Nun legt der in der Nähe von Dallas, Texas, lebende Ted Gioia eine ebensolche Universal- und Menschheitsgeschichte der Musik vor. Sie reicht von Homer, der seine Epen sang und eben nicht vorlas, bis zu Daft Punk. Vom Gilgamesch-Epos und der griechischen Dichtern Sappho zu Scott Joplin, Duke Ellington und Elvis Presley, Johnny Cash und Bob Dylan, Madonna und Justin Bieber (der allerdings nur einmal genannt wird, und das nicht im Zusammenhang mit Musik). Von steinzeitlichen Jäger-Gesellschaften bis zu Charlie Parker, Mick Jagger und Sid Vicious von den Sex Pistols.

Rebellen und Renegaten

Der 63-jährige Journalist, Kritiker, Jazzpianist und Komponist, Philosoph und Musikwissenschafter, Handbuch-Herausgeber und Hochschuldozent, der vor einigen Jahren mit www.jazz.com eine informative Website ins Leben rief und dort fast vier Jahre lang als Kolumnist und Blogger tätig war, ist ein produktiver Pu-blizist und Forscher. Elf Bücher hat Gioia inzwischen über Jazz geschrieben, darunter "The History of Jazz", "West Coast Jazz" und "The Jazz Standards". Jedes davon dürfte in jeder gut sortierten Handbibliothek von Jazzaficionados zu finden sein. Zuletzt erschien 2017 auf Deutsch die kluge und instruktive Monografie "Jazz hören - Jazz verstehen".

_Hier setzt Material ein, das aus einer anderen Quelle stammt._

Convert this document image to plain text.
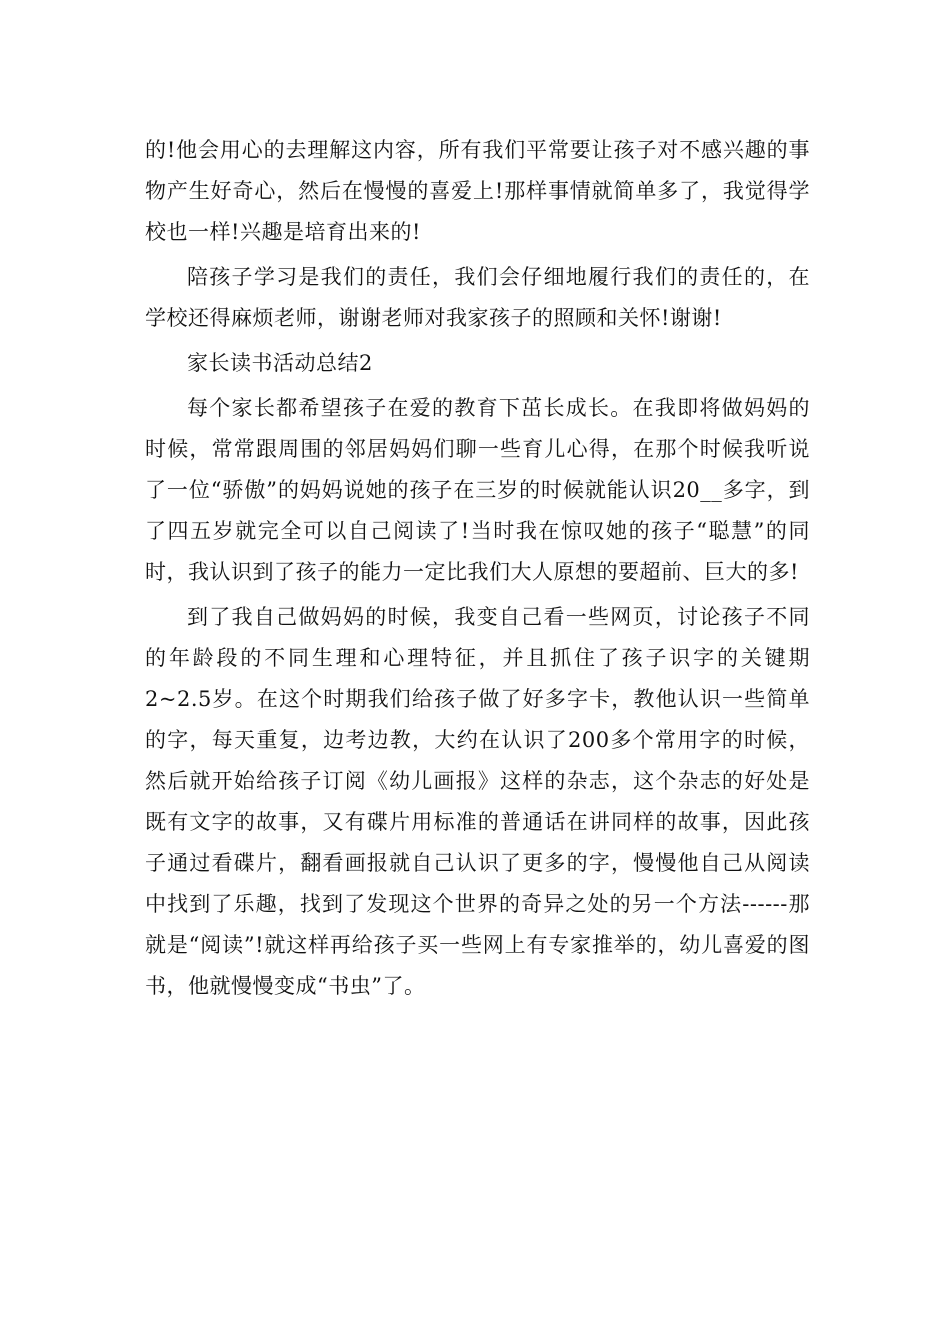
的!他会用心的去理解这内容，所有我们平常要让孩子对不感兴趣的事物产生好奇心，然后在慢慢的喜爱上!那样事情就简单多了，我觉得学校也一样!兴趣是培育出来的!

陪孩子学习是我们的责任，我们会仔细地履行我们的责任的，在学校还得麻烦老师，谢谢老师对我家孩子的照顾和关怀!谢谢!

家长读书活动总结2

每个家长都希望孩子在爱的教育下茁长成长。在我即将做妈妈的时候，常常跟周围的邻居妈妈们聊一些育儿心得，在那个时候我听说了一位“骄傲”的妈妈说她的孩子在三岁的时候就能认识20__多字，到了四五岁就完全可以自己阅读了!当时我在惊叹她的孩子“聪慧”的同时，我认识到了孩子的能力一定比我们大人原想的要超前、巨大的多!

到了我自己做妈妈的时候，我变自己看一些网页，讨论孩子不同的年龄段的不同生理和心理特征，并且抓住了孩子识字的关键期2~2.5岁。在这个时期我们给孩子做了好多字卡，教他认识一些简单的字，每天重复，边考边教，大约在认识了200多个常用字的时候，然后就开始给孩子订阅《幼儿画报》这样的杂志，这个杂志的好处是既有文字的故事，又有碟片用标准的普通话在讲同样的故事，因此孩子通过看碟片，翻看画报就自己认识了更多的字，慢慢他自己从阅读中找到了乐趣，找到了发现这个世界的奇异之处的另一个方法------那就是“阅读”!就这样再给孩子买一些网上有专家推举的，幼儿喜爱的图书，他就慢慢变成“书虫”了。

Gioias Leitthese nun in "Music. A Subversive History" (das noch nicht auf Deutsch erschienen ist), einem Werk, für das er mehr als zwanzig Jahre recherchiert und Material gesichtet hat, ist: Jede Neuerung, jede Innovation, jede neue Strömung der Musik kam von außen, ging auf Rebellen, Renegaten, Außenseiter und bis dato Ignorierte zurück. Diese waren unten in der Gesellschaft oder an den Rand gedrängt. Ihr Impetus war subversiv - so erklärt sich der Untertitel -, ihr Anliegen verweigerte sich von Anbeginn dem gängigen, behäbigen kommerziellen Mainstream. Dabei gaben sie, sobald ihre Musik entdeckt, adaptiert und verbreitet wurde, diesem eine neue Richtung, neue Facetten, kräftige Auffrischungen.